By committing to go carbon neutral by 2030 – well ahead of the Intergovernmental Panel For Climate Change’s 2050 target for net-zero carbon-dioxide emissions – Apple joins a rarefied collective (including Microsoft and Gucci) to have stepped up to this impending crisis. It’s especially laudable as many carbon-neutral proclamations skip out on emissions from sources that companies don’t directly control, such as supply chain, transportation and consumer use.

How well is Apple doing? Answering that question is a bit like deciding whether to hand out a driver’s licence after the theory test: there is so much hard graft left to do. For now, Apple has made a historic promise and shown enough, by the way of results, to convince even the most scrupulous experts that it means to deliver. Still, it does have to deliver. As Tim Cook said in 2019, “The stakes are high and failure is not an option.”
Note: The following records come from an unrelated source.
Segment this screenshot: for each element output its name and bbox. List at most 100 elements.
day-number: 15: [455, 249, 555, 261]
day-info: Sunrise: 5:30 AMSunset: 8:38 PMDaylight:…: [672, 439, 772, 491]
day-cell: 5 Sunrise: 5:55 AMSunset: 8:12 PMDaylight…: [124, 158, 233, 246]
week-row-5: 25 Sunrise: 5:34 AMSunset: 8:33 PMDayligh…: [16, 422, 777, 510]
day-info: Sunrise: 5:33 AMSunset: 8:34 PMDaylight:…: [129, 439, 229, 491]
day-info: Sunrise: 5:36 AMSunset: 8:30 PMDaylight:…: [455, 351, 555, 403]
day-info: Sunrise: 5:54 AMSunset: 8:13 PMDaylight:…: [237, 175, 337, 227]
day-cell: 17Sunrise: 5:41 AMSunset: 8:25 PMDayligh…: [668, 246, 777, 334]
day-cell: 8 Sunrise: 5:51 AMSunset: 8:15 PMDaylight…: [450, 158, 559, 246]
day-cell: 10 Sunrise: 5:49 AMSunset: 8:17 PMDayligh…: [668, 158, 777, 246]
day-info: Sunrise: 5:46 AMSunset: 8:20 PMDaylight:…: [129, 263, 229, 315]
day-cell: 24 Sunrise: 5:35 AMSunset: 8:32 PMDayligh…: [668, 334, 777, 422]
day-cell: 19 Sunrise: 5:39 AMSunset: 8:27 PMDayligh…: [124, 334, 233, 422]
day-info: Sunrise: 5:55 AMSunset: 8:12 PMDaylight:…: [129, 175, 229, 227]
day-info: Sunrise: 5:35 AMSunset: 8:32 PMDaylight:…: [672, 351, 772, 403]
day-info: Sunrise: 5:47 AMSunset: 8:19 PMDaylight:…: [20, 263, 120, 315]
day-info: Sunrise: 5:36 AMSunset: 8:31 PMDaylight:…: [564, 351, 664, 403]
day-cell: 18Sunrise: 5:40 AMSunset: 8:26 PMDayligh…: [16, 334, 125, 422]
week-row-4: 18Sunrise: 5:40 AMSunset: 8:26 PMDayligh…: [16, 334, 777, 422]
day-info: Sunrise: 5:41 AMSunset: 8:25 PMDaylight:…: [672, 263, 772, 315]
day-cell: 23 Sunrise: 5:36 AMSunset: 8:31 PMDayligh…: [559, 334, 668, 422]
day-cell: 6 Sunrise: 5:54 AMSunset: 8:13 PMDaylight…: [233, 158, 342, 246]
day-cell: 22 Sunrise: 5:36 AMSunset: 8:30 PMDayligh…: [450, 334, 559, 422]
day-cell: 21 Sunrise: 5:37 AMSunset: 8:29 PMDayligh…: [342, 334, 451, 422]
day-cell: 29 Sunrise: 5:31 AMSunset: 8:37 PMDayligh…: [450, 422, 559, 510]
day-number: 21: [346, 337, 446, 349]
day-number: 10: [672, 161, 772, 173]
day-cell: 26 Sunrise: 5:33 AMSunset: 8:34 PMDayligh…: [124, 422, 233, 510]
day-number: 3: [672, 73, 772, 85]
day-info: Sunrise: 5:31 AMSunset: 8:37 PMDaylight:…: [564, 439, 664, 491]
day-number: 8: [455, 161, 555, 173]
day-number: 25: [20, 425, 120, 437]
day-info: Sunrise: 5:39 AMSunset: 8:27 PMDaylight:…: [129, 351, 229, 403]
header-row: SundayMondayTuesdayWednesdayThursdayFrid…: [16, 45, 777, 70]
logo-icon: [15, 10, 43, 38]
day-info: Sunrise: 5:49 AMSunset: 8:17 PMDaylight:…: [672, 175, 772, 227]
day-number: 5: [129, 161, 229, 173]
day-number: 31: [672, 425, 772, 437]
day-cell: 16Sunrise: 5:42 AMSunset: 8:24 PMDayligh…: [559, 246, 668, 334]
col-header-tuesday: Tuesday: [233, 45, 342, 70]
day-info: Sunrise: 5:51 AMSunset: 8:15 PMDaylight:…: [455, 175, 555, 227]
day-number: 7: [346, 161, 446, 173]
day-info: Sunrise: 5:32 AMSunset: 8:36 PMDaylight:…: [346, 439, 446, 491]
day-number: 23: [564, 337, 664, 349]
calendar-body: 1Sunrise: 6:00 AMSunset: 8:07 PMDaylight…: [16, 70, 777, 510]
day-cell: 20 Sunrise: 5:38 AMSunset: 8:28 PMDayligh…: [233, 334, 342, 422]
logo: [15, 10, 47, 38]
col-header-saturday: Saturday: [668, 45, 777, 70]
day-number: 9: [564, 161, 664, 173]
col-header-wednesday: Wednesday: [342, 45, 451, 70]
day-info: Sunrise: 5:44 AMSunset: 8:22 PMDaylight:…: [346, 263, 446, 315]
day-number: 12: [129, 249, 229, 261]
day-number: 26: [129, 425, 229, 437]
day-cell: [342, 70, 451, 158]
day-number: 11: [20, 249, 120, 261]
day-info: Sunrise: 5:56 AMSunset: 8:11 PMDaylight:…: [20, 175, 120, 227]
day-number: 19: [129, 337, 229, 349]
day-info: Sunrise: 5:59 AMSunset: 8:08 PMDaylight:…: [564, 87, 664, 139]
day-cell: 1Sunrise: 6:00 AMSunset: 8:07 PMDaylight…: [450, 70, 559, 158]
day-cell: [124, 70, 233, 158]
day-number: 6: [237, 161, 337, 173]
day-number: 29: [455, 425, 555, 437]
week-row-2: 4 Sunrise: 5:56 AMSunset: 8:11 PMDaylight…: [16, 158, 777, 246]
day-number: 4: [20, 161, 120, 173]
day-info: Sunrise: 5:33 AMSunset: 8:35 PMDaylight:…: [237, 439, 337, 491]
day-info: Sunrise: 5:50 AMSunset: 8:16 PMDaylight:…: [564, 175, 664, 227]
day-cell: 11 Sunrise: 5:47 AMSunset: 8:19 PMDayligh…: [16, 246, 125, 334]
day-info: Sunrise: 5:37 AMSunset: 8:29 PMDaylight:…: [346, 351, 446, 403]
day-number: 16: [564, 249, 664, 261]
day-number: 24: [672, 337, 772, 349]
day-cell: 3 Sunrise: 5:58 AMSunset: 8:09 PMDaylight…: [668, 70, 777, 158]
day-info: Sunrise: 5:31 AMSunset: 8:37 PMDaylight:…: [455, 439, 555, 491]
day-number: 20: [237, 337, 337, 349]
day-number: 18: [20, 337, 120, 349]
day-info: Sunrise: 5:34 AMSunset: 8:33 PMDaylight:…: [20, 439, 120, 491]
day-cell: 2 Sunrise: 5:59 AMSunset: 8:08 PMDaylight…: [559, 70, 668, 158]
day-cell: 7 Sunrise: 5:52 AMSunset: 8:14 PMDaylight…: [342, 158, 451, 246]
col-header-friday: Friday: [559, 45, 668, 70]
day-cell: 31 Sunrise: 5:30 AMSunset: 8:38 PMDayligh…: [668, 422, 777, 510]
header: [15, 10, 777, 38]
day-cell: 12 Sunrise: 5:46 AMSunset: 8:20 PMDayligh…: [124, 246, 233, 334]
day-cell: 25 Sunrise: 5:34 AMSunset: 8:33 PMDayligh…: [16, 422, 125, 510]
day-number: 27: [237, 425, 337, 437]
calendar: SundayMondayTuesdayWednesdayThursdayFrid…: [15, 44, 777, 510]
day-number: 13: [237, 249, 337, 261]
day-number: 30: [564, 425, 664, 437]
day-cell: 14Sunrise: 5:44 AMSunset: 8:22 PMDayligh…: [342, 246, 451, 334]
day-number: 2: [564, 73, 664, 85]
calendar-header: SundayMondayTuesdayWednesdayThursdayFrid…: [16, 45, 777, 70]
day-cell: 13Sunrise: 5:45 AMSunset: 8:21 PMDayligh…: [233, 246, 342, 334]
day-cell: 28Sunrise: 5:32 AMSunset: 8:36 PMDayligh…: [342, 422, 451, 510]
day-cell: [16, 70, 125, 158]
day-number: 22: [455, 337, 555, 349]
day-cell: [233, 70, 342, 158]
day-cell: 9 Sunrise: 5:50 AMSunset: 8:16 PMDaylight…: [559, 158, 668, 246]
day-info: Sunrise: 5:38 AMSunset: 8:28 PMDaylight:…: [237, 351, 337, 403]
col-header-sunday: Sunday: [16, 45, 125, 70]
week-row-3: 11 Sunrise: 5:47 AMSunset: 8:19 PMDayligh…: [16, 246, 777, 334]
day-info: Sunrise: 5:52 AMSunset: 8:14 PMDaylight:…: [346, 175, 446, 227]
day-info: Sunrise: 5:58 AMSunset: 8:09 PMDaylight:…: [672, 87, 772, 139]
Success for Apple will mean achieving several unprecedented and interconnected feats with very little time to spare. That is the challenge it has set itself, but there are no prizes here for good intentions. Hence environmentalists will continue to push for Apple to move even further away from fossil fuels and towards a closer embrace of the “Right to Repair” philosophy.

When you put it into perspective, Steve Jobs’ routine of eating merely apples and carrots for weeks on end seems easy. But, hey, that’s the dogged mindset Apple started with. And that’s what it’s counting on for the future.